Despite comprising over one-third of the world’s total volume, data in healthcare has historically been siloed and poorly organized, with over 80% unstructured.
Despite great accomplishments in medical treatments over the years, innovation in the healthcare industry has long been plagued by analog data storage, inaccessible solutions and impersonalized patient treatments. This is now rapidly changing, with AI technologies driving significant advancements in various aspects of the industry.
1. Enabling the use of massive volumes of relatively unstructured health data
Despite comprising over one-third of the world’s total volume, data in healthcare has historically been siloed and poorly organized, with over 80% unstructured.[1]However, over the past 15 years, tens of billions of dollars have been spent to digitize the industry (i.e. via electronic health records), allowing AI models to harness the over 500 petabytes of health-related data that exist today.[2]
2. Reducing the cost and timeline of drug discovery and development
Drug development is a lengthy and costly process. It can take up to 18 years from pre-clinical research to commercialization and costs an average of $2.3 billion per drug[3]—of which 80%, on average, is spent on R&D. By boosting productivity, generative AI could cut costs while improving drug success rates. McKinsey estimates a potential increase of $60-110 billion in annual economic value for pharma and medical product industries.
For instance, Phase III clinical trials (the final step before FDA approvals) are comprehensive and capital intensive. Such trials for Eli Lilly and Novo Nordisk’s obesity drugs lasted an average of 68-72 weeks across 1,000-2,500 obese patients (which tend to take 6-10 months to enroll). Altogether, costs could reach as much as $50 million for a single study.[4] Meanwhile, an AI-enabled company like QuantHealth can take clinical trial simulations to the cloud, where they can predict how an entire clinical trial would play out with 86% accuracy, ultimately allowing for optimized trial design and more “shots on goal” to bring drugs to patients quicker.[5]
3. Contributing to next-generation science
Generative learning models can also help unlock novel biological insights and solutions. Just like ChatGPT can predict the next word in a sentence, AI models are predicting molecular structures. For instance, Google's AlphaFold can accomplish what used to take scientists years and millions of dollars in just a few hours and at minimal cost. In 2021, scientists had only determined 20% of existing protein structures. Today, the Institute for Cancer Research reports that 99% of known proteins have been mapped.[6] With enhanced understanding of protein structures, scientists can more effectively curate medications for many disease types, advance drug development and biological research.
4. Narrowing the critical shortage of healthcare workers
The aftershock of the global pandemic has left the industry with a critical shortfall of healthcare professionals[7]–but AI is helping narrow this gap. Telehealth is stepping in where physical access is prohibitive, while advances in wearable or implanted devices are enabling continuous health monitoring, reducing the need for in-person doctor visits (or prompting them when needed). Some private companies are also building virtual “doctors” powered by large language models[8], enhancing the scalability and personalization of care.
There are still hurdles to overcome in bringing many of these use cases to practical, broad-scale use. For instance, data quality is of particular emphasis in health applications, highly sensitive patient data require robust security and integration can face regulatory barriers.

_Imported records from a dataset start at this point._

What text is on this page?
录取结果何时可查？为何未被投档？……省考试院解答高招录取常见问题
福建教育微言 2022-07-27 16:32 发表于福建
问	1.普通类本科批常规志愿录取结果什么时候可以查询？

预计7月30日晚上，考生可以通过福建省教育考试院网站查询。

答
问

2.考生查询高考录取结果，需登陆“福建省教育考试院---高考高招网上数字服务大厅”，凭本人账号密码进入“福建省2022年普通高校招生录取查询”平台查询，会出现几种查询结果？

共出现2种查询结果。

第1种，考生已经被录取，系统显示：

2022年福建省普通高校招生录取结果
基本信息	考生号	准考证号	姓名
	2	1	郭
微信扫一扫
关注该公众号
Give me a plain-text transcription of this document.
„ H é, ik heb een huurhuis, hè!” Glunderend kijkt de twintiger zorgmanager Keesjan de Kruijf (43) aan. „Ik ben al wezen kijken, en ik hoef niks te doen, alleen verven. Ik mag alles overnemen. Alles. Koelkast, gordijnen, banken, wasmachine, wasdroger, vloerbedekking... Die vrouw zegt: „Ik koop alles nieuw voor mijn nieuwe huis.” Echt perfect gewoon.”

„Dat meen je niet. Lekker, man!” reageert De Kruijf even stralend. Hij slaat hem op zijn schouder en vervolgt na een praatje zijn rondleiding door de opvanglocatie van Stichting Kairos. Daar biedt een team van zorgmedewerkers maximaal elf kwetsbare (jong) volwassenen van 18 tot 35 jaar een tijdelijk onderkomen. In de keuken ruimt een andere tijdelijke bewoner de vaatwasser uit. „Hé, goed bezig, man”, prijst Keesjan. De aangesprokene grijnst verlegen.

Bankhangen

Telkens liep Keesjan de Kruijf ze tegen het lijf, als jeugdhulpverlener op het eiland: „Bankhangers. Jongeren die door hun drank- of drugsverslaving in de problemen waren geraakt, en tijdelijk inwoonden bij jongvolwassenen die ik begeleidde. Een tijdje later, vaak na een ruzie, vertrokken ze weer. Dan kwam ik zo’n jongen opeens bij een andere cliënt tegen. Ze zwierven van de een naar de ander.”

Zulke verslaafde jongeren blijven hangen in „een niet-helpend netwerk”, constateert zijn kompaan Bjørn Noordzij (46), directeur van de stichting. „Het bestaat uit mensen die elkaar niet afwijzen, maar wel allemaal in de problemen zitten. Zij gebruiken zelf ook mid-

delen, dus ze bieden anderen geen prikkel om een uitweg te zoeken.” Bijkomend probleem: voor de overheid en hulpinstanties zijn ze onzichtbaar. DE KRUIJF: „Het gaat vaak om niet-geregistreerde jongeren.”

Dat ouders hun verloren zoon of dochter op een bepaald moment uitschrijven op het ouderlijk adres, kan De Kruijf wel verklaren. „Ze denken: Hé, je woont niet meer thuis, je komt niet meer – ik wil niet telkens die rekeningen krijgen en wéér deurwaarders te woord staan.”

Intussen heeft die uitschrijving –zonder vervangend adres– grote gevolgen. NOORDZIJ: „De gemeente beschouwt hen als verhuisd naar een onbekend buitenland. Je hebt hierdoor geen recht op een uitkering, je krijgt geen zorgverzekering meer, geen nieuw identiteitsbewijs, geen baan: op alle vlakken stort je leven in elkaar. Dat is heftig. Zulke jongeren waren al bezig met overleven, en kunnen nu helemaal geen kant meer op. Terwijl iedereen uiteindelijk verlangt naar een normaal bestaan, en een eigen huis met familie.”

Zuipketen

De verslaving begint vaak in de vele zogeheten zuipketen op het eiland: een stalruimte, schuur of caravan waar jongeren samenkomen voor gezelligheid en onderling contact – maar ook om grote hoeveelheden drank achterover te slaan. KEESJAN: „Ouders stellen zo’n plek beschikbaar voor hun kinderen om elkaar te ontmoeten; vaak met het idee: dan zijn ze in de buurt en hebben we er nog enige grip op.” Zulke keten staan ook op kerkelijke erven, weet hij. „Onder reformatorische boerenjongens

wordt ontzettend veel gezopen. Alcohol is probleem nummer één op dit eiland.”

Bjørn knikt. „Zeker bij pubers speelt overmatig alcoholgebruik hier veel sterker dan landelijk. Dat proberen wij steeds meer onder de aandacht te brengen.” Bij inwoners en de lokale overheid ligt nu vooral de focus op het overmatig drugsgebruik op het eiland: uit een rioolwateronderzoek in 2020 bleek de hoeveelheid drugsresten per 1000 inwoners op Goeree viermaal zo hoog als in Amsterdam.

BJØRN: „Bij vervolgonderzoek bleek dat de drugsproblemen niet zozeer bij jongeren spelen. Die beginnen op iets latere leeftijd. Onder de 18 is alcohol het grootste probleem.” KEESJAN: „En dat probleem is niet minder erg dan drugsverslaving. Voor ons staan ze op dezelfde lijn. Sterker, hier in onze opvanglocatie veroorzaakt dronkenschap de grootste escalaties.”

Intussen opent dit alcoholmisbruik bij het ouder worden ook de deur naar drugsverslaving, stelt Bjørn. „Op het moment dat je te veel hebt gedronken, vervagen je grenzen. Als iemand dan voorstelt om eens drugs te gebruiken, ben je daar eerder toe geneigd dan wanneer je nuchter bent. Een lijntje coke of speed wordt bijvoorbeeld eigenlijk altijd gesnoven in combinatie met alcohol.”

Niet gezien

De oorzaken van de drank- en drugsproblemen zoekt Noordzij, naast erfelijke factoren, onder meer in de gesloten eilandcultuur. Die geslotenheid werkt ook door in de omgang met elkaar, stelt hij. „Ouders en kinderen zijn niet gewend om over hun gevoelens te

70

Given healthcare’s known complexities, the leading companies are more likely to be vertical-specific and guided closely by deep healthcare experts who can help navigate these hurdles.
However, for investors looking to diversify concentration to U.S. tech names or to lean into underappreciated AI beneficiaries, the vast healthcare market provides a diverse set of opportunities in both public and private markets. An emphasis on profitability will be needed, but well-positioned investors could take advantage of the new era unfolding in healthcare transformation.
[1] Gopal Srinivasan et al., 2023, “A new frontier in artificial intelligence: Implications of Generative AI for business,” Deloitte.
[2] For context, 1 petabyte of music files would constitute over 300 million songs.
[3] Deloitte. Annual Pharmaceutical Innovation Report (2023)
[4] Piper Sandler, “Obesity is on Fire; What Does It Take to Standout in A Competitive Market?” April 1, 2024.
[5] Accenture, January 2024. QuantHealth's Clinical-Simulator predicts how each patient in a clinical trial will respond to treatment, allowing trial design teams to predict how an entire clinical trial will play out, and optimize trial design.
[6] As we discussed in our paper, “The transformative power of generative AI”, this is one of the most exciting use cases of non-generative AI. Prior to Google’s AlphaFold, scientists had only determined the structure of 17% of proteins. AI is now predicting the complex folding structure of protein with unprecedented accuracy in minutes. With enhanced understanding of protein structures, scientists can more effectively curate medications for all sorts of diseases, advancing drug development and biological research.
[7] Boniol M, Kunjumen T, Nair TS, et al. “The global health workforce stock and distribution in 2020 and 2030: a threat to equity and ‘universal’ health coverage?”, BMJ Global Health 2022.
[8] See for instance, Hippocratic AI.